Et ces pompes, quand les déploie-t-elle avec plus de majesté qu’au jour de la Fête-Dieu, au jour où tous les chrétiens qui adorent le sauveur Jésus sous l’apparence d’un pain grossier, redoublent d’ardeur pour donner à la solemnité quelque chose de plus magnifique. Qu’elle est touchante en ce jour la somptuosité du pauvre, parant les dehors de sa chaumière pour honorer le passage de son Dieu, et tous les dons qu’il a reçus de Lui! Comme on aime à venir prier en ces reposoirs embellis, non par le luxe, mais par la simplicité des villageois!
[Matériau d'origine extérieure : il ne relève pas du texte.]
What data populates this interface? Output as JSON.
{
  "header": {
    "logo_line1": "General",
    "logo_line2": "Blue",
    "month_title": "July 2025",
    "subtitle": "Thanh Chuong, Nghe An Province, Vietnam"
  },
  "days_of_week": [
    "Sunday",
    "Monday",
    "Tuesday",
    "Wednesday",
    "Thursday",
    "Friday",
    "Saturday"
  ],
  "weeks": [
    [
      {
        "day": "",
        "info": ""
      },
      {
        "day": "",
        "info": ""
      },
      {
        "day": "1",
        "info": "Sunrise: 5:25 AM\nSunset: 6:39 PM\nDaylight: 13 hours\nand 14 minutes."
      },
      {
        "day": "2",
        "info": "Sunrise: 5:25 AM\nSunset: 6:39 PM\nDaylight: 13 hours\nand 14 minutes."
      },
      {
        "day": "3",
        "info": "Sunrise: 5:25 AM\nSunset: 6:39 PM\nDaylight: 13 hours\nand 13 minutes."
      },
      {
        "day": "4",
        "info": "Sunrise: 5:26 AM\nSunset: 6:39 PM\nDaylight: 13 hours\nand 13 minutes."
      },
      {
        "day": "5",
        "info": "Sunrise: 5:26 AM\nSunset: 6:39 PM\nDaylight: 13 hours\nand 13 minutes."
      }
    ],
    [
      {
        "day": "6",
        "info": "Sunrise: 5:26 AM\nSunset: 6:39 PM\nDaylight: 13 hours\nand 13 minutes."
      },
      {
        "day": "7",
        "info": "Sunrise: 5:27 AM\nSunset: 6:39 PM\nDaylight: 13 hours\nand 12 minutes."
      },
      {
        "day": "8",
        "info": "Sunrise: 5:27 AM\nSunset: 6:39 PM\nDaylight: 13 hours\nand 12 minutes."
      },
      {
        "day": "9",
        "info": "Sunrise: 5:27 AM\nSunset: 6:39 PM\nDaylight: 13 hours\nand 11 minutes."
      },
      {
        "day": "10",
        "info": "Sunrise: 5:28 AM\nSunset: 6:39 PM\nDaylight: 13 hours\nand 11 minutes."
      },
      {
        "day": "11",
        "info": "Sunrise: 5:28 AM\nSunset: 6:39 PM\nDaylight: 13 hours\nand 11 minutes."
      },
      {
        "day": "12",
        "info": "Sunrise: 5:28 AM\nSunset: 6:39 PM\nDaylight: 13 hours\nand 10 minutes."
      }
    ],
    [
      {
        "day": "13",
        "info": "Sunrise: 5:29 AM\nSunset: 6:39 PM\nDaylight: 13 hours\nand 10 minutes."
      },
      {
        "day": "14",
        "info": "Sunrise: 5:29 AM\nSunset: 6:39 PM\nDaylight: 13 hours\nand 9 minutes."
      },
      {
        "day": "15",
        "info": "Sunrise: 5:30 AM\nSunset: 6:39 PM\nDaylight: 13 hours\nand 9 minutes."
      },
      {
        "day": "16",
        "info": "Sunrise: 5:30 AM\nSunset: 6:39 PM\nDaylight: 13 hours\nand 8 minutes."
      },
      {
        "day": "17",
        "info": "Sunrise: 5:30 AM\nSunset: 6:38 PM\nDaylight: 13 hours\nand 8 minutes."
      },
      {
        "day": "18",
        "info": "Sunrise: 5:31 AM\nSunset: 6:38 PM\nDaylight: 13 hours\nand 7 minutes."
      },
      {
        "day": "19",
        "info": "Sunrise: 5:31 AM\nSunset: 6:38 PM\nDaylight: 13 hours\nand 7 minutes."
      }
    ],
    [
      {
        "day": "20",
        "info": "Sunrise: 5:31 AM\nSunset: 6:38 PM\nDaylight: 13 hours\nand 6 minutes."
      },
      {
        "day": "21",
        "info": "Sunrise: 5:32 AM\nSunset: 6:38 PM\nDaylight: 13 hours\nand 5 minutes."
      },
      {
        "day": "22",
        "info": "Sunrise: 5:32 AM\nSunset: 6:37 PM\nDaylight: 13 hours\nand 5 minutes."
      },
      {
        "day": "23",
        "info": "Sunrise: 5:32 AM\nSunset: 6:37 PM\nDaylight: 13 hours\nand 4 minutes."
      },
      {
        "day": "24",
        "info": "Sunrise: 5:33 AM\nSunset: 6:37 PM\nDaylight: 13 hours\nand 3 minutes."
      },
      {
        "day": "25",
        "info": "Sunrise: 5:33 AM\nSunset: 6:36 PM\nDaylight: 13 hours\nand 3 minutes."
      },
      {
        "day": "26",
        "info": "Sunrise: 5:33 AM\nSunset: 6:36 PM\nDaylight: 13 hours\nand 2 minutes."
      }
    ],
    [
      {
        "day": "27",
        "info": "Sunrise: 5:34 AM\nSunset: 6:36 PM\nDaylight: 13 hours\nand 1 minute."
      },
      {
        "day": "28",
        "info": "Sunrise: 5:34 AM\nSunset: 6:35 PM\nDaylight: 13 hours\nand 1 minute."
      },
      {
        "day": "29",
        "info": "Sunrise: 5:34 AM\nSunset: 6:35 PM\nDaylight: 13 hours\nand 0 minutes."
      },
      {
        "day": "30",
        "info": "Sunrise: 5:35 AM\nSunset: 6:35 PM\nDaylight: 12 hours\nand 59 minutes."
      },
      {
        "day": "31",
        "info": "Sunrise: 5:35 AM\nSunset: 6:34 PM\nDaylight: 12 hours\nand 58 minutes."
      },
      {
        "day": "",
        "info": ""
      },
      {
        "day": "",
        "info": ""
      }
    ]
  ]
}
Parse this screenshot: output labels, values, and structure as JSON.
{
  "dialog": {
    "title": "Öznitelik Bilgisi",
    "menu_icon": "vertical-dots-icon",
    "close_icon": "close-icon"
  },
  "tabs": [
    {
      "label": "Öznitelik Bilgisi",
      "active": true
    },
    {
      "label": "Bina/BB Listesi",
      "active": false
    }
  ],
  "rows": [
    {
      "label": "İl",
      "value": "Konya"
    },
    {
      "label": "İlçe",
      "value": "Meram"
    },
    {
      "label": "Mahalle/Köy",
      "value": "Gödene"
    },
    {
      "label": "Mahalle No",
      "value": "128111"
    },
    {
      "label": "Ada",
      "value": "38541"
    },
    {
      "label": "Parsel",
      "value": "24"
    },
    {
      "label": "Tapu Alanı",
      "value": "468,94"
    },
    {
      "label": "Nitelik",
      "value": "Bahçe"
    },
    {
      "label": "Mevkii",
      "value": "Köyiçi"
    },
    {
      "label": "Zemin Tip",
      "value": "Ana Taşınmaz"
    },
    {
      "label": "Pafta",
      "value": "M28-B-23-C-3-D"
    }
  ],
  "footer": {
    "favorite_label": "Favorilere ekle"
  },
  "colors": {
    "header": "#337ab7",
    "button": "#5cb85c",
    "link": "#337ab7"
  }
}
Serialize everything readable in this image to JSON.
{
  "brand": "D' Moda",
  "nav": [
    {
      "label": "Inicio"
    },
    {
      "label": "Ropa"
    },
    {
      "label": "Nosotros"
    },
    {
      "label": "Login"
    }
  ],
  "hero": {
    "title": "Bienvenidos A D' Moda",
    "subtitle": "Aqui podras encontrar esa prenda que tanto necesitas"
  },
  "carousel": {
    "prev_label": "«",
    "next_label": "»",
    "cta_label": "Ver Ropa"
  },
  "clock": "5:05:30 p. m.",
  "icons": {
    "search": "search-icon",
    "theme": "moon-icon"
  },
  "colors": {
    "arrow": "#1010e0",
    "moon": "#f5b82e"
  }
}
La tenture n’est pas riche, les ornements n’en sont pas d’une grande valeur, mais comme cette tenture, comme ces ornements, le plus souvent arrachés à l’usage domestique, paraîtront précieux, quand on pourra penser qu’ils ont servi à former l’asile sous lequel le fils de l’homme a trouvé un Monument ou reposer sa tête!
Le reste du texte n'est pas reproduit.